Spahn made his blunt remark after he had been forced to defend his decision to call on the nation’s doctors to use up existing stocks of the Moderna vaccine before it expired, despite patients’ overwhelming preference for the BioNTech/Pfizer jab, which was developed in Germany.

Doctors administering booster shots have reported that some patients turned down the Moderna jabs, fearing they were of inferior quality or would offer less protection if their first jab had been of BioNTech/Pfizer. Spahn said both vaccines worked well and stressed there was no shortage of vaccines.

“Some vaccinating doctors say BioNTech is the Mercedes of the vaccines and Moderna is the Rolls-Royce,” he said. Both use the same core mRNA technology.

He was backed up by Klaus Cichutek, president of the Paul Ehrlich Institute, the government regulatory body for vaccines, who said Germans failed to recognise how lucky they were. “We’re living here in paradise,” he said. “There are enough vaccines, and they are safe and effective … It’s not proportionate to be fighting about which mRNA vaccine should be used. The message of the moment is far more that everyone should get vaccinated.”

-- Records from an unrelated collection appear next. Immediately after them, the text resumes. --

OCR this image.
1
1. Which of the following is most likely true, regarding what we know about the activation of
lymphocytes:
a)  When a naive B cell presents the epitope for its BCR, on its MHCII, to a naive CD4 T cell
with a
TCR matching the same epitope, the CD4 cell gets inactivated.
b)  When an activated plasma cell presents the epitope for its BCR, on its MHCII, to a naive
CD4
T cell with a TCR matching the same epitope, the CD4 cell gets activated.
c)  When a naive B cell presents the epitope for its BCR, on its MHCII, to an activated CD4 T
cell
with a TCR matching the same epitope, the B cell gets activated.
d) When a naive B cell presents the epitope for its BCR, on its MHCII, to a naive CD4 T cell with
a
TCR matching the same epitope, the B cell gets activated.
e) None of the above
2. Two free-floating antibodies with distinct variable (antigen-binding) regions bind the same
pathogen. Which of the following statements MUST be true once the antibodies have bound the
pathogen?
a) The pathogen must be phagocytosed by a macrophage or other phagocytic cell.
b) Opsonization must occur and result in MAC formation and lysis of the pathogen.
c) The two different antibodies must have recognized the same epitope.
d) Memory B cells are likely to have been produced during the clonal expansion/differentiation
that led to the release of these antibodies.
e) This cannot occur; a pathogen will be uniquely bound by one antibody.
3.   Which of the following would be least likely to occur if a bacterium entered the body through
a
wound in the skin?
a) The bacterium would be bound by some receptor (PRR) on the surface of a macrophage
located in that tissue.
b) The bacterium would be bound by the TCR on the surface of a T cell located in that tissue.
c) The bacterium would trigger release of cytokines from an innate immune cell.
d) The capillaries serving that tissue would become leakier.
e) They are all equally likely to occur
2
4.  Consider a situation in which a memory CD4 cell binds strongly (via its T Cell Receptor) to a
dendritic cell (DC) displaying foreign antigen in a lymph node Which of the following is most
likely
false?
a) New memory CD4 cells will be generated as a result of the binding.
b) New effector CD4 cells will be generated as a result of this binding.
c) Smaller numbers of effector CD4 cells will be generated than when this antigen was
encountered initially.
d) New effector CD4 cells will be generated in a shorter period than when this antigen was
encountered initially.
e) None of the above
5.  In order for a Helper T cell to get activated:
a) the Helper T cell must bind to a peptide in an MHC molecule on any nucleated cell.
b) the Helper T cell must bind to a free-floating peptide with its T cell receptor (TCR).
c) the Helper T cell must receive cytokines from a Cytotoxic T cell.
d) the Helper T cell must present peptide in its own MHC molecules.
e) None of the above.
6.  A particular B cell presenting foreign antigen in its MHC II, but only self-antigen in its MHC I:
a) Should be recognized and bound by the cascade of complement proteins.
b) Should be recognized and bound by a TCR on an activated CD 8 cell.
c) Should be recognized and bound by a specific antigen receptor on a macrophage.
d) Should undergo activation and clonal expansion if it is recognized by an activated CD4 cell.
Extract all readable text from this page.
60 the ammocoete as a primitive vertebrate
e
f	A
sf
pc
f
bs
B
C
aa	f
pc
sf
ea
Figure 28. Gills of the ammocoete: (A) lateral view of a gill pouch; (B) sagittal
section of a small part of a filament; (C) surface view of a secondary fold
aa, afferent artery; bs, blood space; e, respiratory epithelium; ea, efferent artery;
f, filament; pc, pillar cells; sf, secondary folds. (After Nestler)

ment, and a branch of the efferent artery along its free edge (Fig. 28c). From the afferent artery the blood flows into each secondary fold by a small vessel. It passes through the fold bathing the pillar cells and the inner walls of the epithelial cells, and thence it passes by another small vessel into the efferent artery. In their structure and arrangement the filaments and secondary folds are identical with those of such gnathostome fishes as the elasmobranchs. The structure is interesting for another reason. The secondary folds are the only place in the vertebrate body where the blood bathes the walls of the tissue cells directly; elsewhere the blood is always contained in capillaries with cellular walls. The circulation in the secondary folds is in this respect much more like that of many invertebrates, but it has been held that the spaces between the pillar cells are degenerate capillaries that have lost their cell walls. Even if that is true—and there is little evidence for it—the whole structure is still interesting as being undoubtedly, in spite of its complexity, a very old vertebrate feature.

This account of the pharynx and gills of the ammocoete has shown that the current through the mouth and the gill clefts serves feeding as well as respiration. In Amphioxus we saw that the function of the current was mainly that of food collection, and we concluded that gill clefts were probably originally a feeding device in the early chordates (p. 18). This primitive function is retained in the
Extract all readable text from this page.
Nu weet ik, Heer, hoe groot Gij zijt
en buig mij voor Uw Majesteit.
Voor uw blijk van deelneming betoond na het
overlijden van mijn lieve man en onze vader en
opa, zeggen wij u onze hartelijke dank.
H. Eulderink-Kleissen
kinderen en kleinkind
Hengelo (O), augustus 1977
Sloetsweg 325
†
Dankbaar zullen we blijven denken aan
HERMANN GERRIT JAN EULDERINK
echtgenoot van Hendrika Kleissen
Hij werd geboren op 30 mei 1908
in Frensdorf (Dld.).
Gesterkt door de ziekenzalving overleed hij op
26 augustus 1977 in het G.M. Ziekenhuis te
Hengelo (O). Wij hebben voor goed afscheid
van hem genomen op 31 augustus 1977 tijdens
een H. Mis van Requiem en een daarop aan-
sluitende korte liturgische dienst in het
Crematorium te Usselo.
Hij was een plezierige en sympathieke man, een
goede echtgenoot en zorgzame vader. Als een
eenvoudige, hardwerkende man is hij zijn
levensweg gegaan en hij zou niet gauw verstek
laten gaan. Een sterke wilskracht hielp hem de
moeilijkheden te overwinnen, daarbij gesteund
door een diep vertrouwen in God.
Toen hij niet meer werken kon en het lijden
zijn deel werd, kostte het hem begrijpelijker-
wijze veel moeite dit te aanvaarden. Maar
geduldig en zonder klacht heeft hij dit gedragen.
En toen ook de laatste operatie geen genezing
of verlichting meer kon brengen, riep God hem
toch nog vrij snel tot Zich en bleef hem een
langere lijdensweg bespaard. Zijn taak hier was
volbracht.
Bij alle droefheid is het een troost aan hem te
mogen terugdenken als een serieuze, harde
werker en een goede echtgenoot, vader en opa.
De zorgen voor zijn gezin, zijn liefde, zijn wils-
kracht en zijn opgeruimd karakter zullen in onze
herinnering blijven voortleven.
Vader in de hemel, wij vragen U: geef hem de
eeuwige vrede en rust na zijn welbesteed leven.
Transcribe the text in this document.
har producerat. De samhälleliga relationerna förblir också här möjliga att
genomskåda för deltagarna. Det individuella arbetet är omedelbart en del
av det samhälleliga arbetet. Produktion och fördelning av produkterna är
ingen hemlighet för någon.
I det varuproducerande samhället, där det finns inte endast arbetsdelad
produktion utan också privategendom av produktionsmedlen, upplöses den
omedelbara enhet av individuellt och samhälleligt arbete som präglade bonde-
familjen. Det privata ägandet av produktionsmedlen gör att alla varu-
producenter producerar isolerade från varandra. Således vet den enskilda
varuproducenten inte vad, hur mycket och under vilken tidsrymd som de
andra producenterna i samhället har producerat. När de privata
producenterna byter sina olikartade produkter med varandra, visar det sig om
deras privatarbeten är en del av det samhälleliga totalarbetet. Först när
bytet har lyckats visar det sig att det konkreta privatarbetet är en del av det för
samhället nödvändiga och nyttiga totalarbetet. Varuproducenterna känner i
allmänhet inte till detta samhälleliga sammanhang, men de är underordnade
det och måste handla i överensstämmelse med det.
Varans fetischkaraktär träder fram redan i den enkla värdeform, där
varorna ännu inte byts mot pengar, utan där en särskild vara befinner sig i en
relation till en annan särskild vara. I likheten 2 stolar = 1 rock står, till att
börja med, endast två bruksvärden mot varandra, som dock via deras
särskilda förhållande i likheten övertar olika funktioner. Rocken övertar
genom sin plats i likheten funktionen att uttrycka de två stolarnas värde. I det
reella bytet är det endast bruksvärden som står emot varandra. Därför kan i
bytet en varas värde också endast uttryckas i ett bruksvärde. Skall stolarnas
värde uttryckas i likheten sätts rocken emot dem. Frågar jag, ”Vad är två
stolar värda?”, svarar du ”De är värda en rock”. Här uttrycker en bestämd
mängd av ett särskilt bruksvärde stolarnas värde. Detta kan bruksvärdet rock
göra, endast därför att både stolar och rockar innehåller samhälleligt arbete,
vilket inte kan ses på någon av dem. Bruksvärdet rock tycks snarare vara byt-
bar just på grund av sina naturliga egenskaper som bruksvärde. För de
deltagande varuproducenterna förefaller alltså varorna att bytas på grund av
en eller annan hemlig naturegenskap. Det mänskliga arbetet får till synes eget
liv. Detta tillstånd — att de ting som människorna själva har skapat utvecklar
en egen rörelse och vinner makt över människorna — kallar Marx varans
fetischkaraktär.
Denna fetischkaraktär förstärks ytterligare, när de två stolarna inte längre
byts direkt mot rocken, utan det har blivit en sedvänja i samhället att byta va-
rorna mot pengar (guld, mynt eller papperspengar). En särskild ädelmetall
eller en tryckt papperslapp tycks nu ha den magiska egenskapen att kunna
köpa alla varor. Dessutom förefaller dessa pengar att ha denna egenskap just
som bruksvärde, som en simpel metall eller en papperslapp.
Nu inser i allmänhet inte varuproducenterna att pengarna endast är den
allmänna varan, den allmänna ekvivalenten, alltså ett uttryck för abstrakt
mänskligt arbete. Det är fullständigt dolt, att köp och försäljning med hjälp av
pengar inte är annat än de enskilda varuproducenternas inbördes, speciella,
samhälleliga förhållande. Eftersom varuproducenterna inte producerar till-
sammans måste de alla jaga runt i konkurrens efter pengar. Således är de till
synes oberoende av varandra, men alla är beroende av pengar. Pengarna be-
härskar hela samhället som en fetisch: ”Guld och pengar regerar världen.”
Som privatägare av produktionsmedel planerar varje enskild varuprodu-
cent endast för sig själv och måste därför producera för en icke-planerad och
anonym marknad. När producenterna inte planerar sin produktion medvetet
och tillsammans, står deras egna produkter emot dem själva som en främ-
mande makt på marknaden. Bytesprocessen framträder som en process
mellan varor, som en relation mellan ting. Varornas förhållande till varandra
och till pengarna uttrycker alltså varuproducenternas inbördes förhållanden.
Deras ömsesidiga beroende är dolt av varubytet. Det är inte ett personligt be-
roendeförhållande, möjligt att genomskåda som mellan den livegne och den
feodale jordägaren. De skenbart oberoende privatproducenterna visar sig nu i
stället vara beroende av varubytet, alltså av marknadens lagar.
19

Austria’s chancellor, Alexander Schallenberg, has scheduled 20 days for the lockdown, with an evaluation after 10 days.

Rows have erupted between scientists and politicians in Austria and Germany. Markus Söder, the leader of Bavaria, criticised scientists for failing to warn of the severity of the situation. Leading scientists have hit back, saying they never ceased to emphasise how the pandemic was likely to escalate without mass immunisation.